Каждое утро мама или сама ходила к нему — носила еду, или посылала тётку Дарью, чтобы та истопила печь и прибрала комнату. Михалыч тоже был у Петра Ивановича.

— В больницу, в больницу его нужно! — решительно сказал он, воротясь домой.

— Конечно, нужно, да вот не соглашается, — отвечала мама. — А может, он и прав, что не соглашается. Ведь вы же ничем помочь не сможете.

Михалыч пожал плечами:

— Мы не боги.

— Вот то-то и есть, что «не боги», — кивнула головой мама.

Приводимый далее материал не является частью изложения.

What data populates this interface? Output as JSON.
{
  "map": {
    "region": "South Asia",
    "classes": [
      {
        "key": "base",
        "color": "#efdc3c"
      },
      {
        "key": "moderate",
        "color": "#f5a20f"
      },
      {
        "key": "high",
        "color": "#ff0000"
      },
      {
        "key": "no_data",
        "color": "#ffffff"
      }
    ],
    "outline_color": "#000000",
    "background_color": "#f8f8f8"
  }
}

Когда я вошёл к Петру Ивановичу, я сразу увидел, что ему не только «пока не лучше», а просто значительно хуже. Он ещё сильнее похудел. Щёки совсем ввалились и обросли, как перышками, пучками жёсткой серой щетины, а нос ещё больше вытянулся, стал длинный, сухой и жёлтый, будто скворчиный клюв.

Вообще Пётр Иванович стал, ни дать ни взять, старый, облезлый скворец.

Сам он с виду был очень плох, зато в комнатке — куда лучше, чем когда я тут был последний раз, — всё прибрано, всё на местах и печь жарко натоплена.

— А, сынок, пришёл? — обрадовался Пётр Иванович. — Ну, бери табуреточку, подсаживайся. Я вот всё похварываю, никак не поправлюсь. — Он помолчал и снова заговорил: — Ну, да теперь полегче стало, на поправку дело пошло. Спасибо твоим папаше с мамашей, и Дарьюшке тоже спасибо, не забывают меня, старика. Без них я никогда бы и не поправился. Теперь, слава богу, полегче стало. Ну, а как на дворе? — спросил он. — Небось снежищу-то навалило, по самые крыши дома занесло.

Я начал рассказывать, как хорошо сейчас на улице, какое солнце, какие деревья в саду, все белые, мохнатые…

Пётр Иванович внимательно слушал, кивал головой и улыбался.

— Зимой тоже на воле хорошо, — сказал он. — А всё-таки, сынок, что ни говори, а краше всего — это весна. Вот коли доживём до весны, сойдёт снег с полей, зазеленеют, поднимутся озими, мы с тобой и махнём опять за перепелами. Помнишь, как прошлое лето ходили?

Я кивнул головой. Не знаю отчего, но эти планы на весну меня почему-то сейчас совсем не радовали. Мне было очень грустно, и всё казалось, что сам Пётр Иванович не очень верит в то, что всё это сбудется, уж очень часто он добавлял: «коли доживём», «если будем живы»…

Поэтому я от всей души обрадовался, когда хлопнула входная дверь и в комнату вошла мама. Она принесла Петру Ивановичу еду. От мамы попахивало свежестью, холодком. С морозу она разрумянилась и казалась очень весёлой.

— Ну, как наши дела? — бодро спросила она у Петра Ивановича.